The origins of the holiday began way back in the 1860’s at the end of the Civil War. The Civil War claimed more lives than any other war in our nation’s history and led to the establishment of our first national cemeteries. Memorial Day traditions began in 1868 and was originally known as “Decoration Day”. General John A. Logan was the leader of an organization of Civil War veterans and called for a nationwide day of remembrance in May of that year. May 30 was selected for the purpose of decorating the graves of fallen comrades who died in defense of their country.

This particular date was picked because it wasn’t the anniversary of any particular Civil War battle.

On May 30, 1868, General James Garfield gave a speech at Arlington National Cemetery, and more 5,000 people decorated the graves of more than 20,000 soldiers interred there. Originally, Decoration Day honored only those who died in the Civil War. During WWI, the holiday evolved to commemorate those soldiers, and later, included fallen soldiers from every major conflict, including WW II, Korea, Vietnam, and more recently, Iraq, and Afghanistan.

The date of May 30 was observed for decades until 1968, when Congress passed the Uniform Monday Holiday Act, establishing Memorial Day as the last Monday in May to give federal employees a three- day weekend.

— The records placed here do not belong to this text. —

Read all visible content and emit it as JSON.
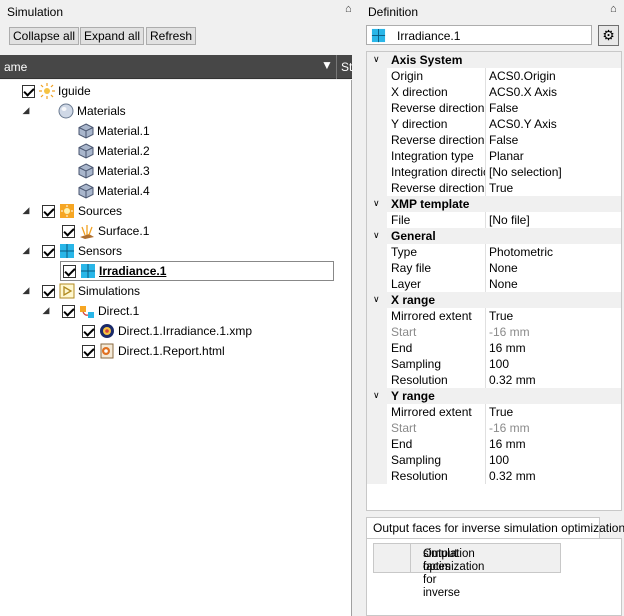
{
  "left_panel": {
    "title": "Simulation",
    "pin": "⌂",
    "toolbar": {
      "collapse_all": "Collapse all",
      "expand_all": "Expand all",
      "refresh": "Refresh"
    },
    "header": {
      "name_col": "ame",
      "filter": "▼",
      "st_col": "St"
    }
  },
  "tree": {
    "root": "Iguide",
    "materials": "Materials",
    "material_items": [
      "Material.1",
      "Material.2",
      "Material.3",
      "Material.4"
    ],
    "sources": "Sources",
    "surface": "Surface.1",
    "sensors": "Sensors",
    "irradiance": "Irradiance.1",
    "simulations": "Simulations",
    "direct": "Direct.1",
    "xmp": "Direct.1.Irradiance.1.xmp",
    "report": "Direct.1.Report.html",
    "expander_glyph": "◢"
  },
  "right_panel": {
    "title": "Definition",
    "pin": "⌂",
    "name_value": "Irradiance.1",
    "settings_glyph": "⚙"
  },
  "grid": {
    "axis_system": "Axis System",
    "origin_label": "Origin",
    "origin_value": "ACS0.Origin",
    "xdir_label": "X direction",
    "xdir_value": "ACS0.X Axis",
    "rev1_label": "Reverse direction",
    "rev1_value": "False",
    "ydir_label": "Y direction",
    "ydir_value": "ACS0.Y Axis",
    "rev2_label": "Reverse direction",
    "rev2_value": "False",
    "itype_label": "Integration type",
    "itype_value": "Planar",
    "idir_label": "Integration direction",
    "idir_value": "[No selection]",
    "rev3_label": "Reverse direction",
    "rev3_value": "True",
    "xmp_template": "XMP template",
    "file_label": "File",
    "file_value": "[No file]",
    "general": "General",
    "type_label": "Type",
    "type_value": "Photometric",
    "rayfile_label": "Ray file",
    "rayfile_value": "None",
    "layer_label": "Layer",
    "layer_value": "None",
    "x_range": "X range",
    "x_mirror_label": "Mirrored extent",
    "x_mirror_value": "True",
    "x_start_label": "Start",
    "x_start_value": "-16 mm",
    "x_end_label": "End",
    "x_end_value": "16 mm",
    "x_sampling_label": "Sampling",
    "x_sampling_value": "100",
    "x_res_label": "Resolution",
    "x_res_value": "0.32 mm",
    "y_range": "Y range",
    "y_mirror_label": "Mirrored extent",
    "y_mirror_value": "True",
    "y_start_label": "Start",
    "y_start_value": "-16 mm",
    "y_end_label": "End",
    "y_end_value": "16 mm",
    "y_sampling_label": "Sampling",
    "y_sampling_value": "100",
    "y_res_label": "Resolution",
    "y_res_value": "0.32 mm",
    "cat_glyph": "∨"
  },
  "bottom": {
    "tab_label": "Output faces for inverse simulation optimization",
    "col_header_line1": "Output faces for inverse",
    "col_header_line2": "simulation optimization"
  }
}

This change went into effect in 1971; the same law declared it a national holiday. In cities and towns across the country there are observances of Memorial Day; the most popular are parades and visits to cemeteries to decorate fallen military personnel graves.

In Tyler County, it has become a tradition to place flags at the graves of veterans. Magnolia, Campground and Colmesneil City Cemeteries have been placing flags for the last several years. It truly is awe inspiring to drive by these places and see all the flags flying in the breeze. This is also when you will see people out in front of the stores selling “Buddy Poppies”.

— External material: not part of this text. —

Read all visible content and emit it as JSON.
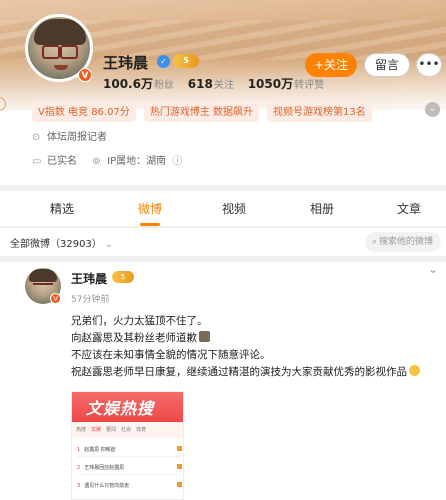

The Buddy Poppy symbolizes a vivid red flower and has become synonymous with great loss of life in war. Selling replicas of the original Flanders poppy was originally to provide relief for the people of war-torn France after WWI.

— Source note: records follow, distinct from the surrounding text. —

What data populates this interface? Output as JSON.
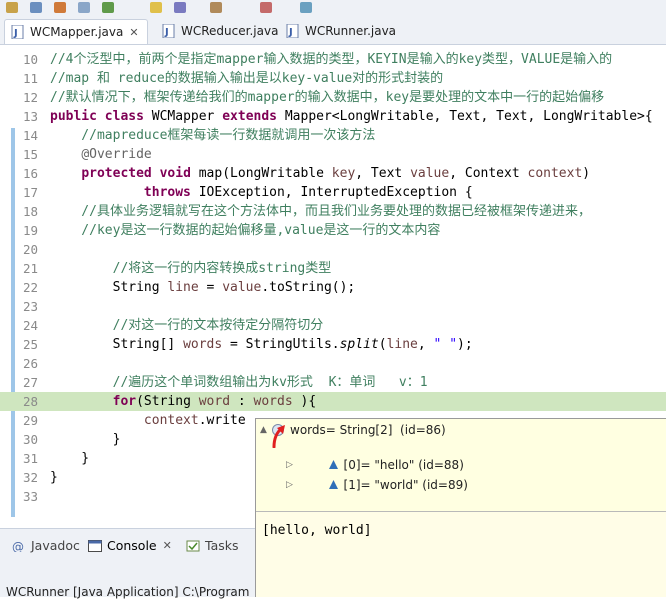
{
  "tabs": [
    {
      "label": "WCMapper.java",
      "active": true,
      "closable": true
    },
    {
      "label": "WCReducer.java",
      "active": false
    },
    {
      "label": "WCRunner.java",
      "active": false
    }
  ],
  "close_glyph": "✕",
  "code": {
    "lines": [
      {
        "n": "10",
        "t": "//4个泛型中，前两个是指定mapper输入数据的类型，KEYIN是输入的key类型，VALUE是输入的"
      },
      {
        "n": "11",
        "t": "//map 和 reduce的数据输入输出是以key-value对的形式封装的"
      },
      {
        "n": "12",
        "t": "//默认情况下，框架传递给我们的mapper的输入数据中，key是要处理的文本中一行的起始偏移"
      },
      {
        "n": "13",
        "t": "public class WCMapper extends Mapper<LongWritable, Text, Text, LongWritable>{"
      },
      {
        "n": "14",
        "t": "    //mapreduce框架每读一行数据就调用一次该方法"
      },
      {
        "n": "15",
        "t": "    @Override"
      },
      {
        "n": "16",
        "t": "    protected void map(LongWritable key, Text value, Context context)"
      },
      {
        "n": "17",
        "t": "            throws IOException, InterruptedException {"
      },
      {
        "n": "18",
        "t": "    //具体业务逻辑就写在这个方法体中，而且我们业务要处理的数据已经被框架传递进来，"
      },
      {
        "n": "19",
        "t": "    //key是这一行数据的起始偏移量,value是这一行的文本内容"
      },
      {
        "n": "20",
        "t": ""
      },
      {
        "n": "21",
        "t": "        //将这一行的内容转换成string类型"
      },
      {
        "n": "22",
        "t": "        String line = value.toString();"
      },
      {
        "n": "23",
        "t": ""
      },
      {
        "n": "24",
        "t": "        //对这一行的文本按待定分隔符切分"
      },
      {
        "n": "25",
        "t": "        String[] words = StringUtils.split(line, \" \");"
      },
      {
        "n": "26",
        "t": ""
      },
      {
        "n": "27",
        "t": "        //遍历这个单词数组输出为kv形式  K：单词   v：1"
      },
      {
        "n": "28",
        "t": "        for(String word : words ){"
      },
      {
        "n": "29",
        "t": "            context.write"
      },
      {
        "n": "30",
        "t": "        }"
      },
      {
        "n": "31",
        "t": "    }"
      },
      {
        "n": "32",
        "t": "}"
      },
      {
        "n": "33",
        "t": ""
      }
    ]
  },
  "debug_hover": {
    "root": "words= String[2]  (id=86)",
    "children": [
      {
        "label": "[0]= \"hello\" (id=88)"
      },
      {
        "label": "[1]= \"world\" (id=89)"
      }
    ],
    "detail": "[hello, world]"
  },
  "bottom_tabs": [
    {
      "label": "Javadoc"
    },
    {
      "label": "Console",
      "active": true
    },
    {
      "label": "Tasks"
    }
  ],
  "console_text": "WCRunner [Java Application] C:\\Program",
  "colors": {
    "comment": "#3f7f5f",
    "keyword": "#7f0055",
    "string": "#2a00ff",
    "current_line": "#cfe6bf",
    "hover_bg": "#ffffe1"
  }
}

There are a myriad of ways to honor America’s fallen on this day, just as there are things not to do. You absolutely should not wish anyone “Happy Memorial Day”; it was established to honor and remember the dead. You shouldn’t thank current members of the military; they deserve respect every day, but this is for the fallen. Do not disregard the importance of this day. Go ahead and have a cook-out or get some great deals at the big box retailer or spend the weekend at the beach or lake. At the end of the day, take time out to remember what this day means and find your own way to honor those who gave the ultimate sacrifice.